I don't think the forward chainer avoids this pollution. The backward
chainer does however, by only executing inference trees that can
possibly infer the target, and by only adding the proven targets to the
atomspace, not the intermediary results (well, users might want to
change that though).
The forward chainer is much less mature that the backward chainer, and
ultimately both should be unified into one elegant chainer that can go
both backward and forward (I more or less see how it should be done,
just need the time).
The ASP solver treats the assertions as a graph: In my infamous,
unfinished, unliked "sheaf" paper, the expression "available(RACE, BOAT)

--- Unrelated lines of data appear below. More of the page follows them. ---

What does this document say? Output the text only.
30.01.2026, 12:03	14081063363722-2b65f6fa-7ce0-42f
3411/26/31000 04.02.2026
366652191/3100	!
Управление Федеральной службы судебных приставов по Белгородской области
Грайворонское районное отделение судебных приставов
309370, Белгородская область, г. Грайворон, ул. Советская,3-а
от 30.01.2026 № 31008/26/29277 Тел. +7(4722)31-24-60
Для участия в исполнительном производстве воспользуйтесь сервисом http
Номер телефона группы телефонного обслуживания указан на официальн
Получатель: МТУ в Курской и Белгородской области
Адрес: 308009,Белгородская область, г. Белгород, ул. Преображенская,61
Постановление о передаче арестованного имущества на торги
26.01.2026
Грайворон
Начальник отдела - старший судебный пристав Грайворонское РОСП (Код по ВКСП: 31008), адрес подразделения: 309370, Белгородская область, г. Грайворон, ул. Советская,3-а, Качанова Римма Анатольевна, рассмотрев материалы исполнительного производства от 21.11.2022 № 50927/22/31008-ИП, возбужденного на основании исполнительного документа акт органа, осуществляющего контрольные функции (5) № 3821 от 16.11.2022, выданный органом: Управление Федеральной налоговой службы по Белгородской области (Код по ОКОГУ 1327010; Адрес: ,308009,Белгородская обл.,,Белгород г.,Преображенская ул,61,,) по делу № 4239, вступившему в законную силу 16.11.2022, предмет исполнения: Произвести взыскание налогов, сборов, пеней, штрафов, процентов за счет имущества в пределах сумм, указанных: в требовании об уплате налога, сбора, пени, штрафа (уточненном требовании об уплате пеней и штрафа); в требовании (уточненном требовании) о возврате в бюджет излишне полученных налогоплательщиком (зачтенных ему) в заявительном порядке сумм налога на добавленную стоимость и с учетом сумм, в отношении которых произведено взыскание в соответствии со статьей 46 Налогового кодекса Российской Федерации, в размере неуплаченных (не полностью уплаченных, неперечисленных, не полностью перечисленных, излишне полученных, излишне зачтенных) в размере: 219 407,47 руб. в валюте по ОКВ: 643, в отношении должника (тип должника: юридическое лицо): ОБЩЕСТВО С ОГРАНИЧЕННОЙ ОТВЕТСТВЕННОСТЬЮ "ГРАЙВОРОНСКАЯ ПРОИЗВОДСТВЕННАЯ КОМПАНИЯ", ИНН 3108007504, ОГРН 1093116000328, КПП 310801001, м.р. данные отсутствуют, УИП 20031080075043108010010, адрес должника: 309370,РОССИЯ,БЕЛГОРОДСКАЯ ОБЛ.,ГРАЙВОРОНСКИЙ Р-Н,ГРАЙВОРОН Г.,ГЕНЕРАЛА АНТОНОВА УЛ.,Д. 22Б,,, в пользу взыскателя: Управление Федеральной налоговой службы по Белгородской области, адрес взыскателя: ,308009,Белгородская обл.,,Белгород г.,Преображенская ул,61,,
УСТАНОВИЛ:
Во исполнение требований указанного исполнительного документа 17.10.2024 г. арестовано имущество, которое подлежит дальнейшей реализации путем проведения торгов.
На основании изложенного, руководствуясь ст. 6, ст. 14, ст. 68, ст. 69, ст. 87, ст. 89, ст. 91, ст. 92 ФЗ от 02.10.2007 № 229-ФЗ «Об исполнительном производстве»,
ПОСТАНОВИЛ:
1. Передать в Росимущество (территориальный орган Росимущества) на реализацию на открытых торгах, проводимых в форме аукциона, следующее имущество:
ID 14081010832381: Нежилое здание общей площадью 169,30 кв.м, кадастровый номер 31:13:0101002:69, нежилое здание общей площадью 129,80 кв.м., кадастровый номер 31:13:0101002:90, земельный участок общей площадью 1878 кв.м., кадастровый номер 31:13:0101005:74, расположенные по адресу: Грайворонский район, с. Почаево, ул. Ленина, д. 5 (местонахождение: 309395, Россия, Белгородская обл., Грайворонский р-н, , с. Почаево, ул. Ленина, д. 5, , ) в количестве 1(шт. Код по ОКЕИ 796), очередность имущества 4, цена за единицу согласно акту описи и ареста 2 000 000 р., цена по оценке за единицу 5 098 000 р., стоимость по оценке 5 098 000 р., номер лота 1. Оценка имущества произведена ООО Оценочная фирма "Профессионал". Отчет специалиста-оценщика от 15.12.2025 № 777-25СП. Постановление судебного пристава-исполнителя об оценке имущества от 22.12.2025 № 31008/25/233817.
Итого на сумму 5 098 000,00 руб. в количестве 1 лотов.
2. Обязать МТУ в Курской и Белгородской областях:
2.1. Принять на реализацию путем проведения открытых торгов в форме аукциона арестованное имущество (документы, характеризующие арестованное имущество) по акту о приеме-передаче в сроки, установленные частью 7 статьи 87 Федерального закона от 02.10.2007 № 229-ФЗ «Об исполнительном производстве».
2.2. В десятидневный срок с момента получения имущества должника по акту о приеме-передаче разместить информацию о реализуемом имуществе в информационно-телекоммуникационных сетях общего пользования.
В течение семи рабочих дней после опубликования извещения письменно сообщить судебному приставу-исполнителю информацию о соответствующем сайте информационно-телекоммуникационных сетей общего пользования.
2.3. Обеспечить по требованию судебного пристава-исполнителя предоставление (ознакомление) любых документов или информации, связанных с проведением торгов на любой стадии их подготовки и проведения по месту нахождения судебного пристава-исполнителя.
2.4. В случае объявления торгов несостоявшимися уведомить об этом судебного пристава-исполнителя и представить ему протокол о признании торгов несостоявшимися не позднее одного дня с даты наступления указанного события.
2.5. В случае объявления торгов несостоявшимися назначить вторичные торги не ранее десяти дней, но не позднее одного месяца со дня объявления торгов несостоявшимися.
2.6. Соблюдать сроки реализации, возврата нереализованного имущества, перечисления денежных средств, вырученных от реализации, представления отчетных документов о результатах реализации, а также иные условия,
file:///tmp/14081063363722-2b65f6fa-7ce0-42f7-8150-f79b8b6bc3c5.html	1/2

:- racenum(RACE), crew(CREW), boat(BOAT), not inuse(RACE, CREW, BOAT)."
would be a "seed" (jigsaw-puzzle piece) having three connectors - BOAT,
CREW and RACE, and the task is to connect together all such "puzzle
pieces" to find the answer. The ASP solvers do this by pruning all
trivial, unidirectional connections (e.g. "sophie" is a "sweep_boat" is
trivial, since there are no conflicts that prevent the deduction of this
fact). After pruning all deductions that are not conflicting, what is
left is some tight knot of conflicting deductions, which the ASP solver
examines exhaustively, exploring every possible case. Then for each
possible solution, the trivial connections are reattached, and the
result is reported to the user. Bingo.
Oh, very much like a type checker engine in fact (where mutual recursive
functions form cliques of bidirectional connections). Unsurprisingly
since both are satisfyability solvers. Certainly one should be able to
emulate that sort of strategy with adequate inference control rules, not
sure how hard that would be though. But as efficient as it might be in
practice I suspect there are cases where open-ended inference can solve
the problem in a few steps while such a solver would take millions.